No le miré mientras hablaba. Mis ojos miraban a la dueña.

—Ustedes sabían que habían aparecido los cuerpos. Los que desde España les avisaron se lo dijeron. Algo ocultan en ese pasado de que me habla. Sólo eso explica la alarma que mi presencia les ha producido.

—Es muy libre de conjeturar. Usted no nos ha alarmado porque nada hemos de temer. Simplemente nos ha incordiado. ¿Quién se cree que es para husmear en nuestras vidas? —señaló él.

—Punto final, señor —dijo ella—. No hay más que decir.

—Sí. Esos dos asturianos, Manín y Pedrín.

Madre e hijo se miraron. Él dijo:

—¿Qué asturianos?

—¡Oh!, vamos, dejen de fingir. Saben quiénes son. Entrañables amigos de Rosa. Estuvieron en Argentina varias veces. Es lógico que, si Rosa vivió aquí, ellos vinieran también.

—Usted es un sabelotodo. ¿Por qué pregunta? Contéstese.

—¿Dónde están?

—Eran gente definida. Nunca se entregaron. Llevan muchos años enterrados.

—¿En qué lugar?

—Usted cree que va ganando. Averígüelo.

—¿Y Rosa?

—¿Qué pasa con Rosa?

—¿Vive?

—Sí, por fortuna.

—¿Dónde está?

—Se extravió por ahí, en la vida que se fuga.

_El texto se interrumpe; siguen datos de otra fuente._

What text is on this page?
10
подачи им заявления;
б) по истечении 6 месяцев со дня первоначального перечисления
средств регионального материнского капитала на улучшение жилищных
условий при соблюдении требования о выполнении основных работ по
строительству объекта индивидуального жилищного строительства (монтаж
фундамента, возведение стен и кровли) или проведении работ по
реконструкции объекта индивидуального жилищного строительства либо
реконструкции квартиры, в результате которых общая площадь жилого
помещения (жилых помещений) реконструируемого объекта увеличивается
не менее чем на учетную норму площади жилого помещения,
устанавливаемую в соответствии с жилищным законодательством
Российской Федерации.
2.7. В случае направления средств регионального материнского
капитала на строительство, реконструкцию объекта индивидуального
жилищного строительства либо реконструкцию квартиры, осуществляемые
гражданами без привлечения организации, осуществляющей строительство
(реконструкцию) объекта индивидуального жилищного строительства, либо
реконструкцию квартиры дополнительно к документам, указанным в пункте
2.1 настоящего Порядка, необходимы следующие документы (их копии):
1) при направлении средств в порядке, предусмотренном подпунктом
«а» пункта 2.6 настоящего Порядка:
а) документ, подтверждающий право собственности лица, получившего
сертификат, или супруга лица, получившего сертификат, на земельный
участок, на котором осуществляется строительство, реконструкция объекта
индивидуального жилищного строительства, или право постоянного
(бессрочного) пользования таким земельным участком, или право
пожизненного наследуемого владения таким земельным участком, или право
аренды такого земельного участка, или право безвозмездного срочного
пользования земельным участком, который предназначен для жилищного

—Es usted una señora agradable. No perturbe esa imagen.

—Me importa poco su opinión. Usted no me tomará la posta.

—Dígame al menos en qué ciudad se encuentra.

Madre e hijo se miraron. Luis dijo, con voz ahíta de aburrimiento:

—El mundo es ancho. Búsquela. Quizá la encuentre antes de que nos sorprenda el diluvio.

23 y 26 de febrero de 1937

Suma horror al horror, suma combate a la espera;

suma hombría a la infancia, suma cantar a llorar.

¡Oh, colinas del Jarama!, ¡casa blanca de Morata!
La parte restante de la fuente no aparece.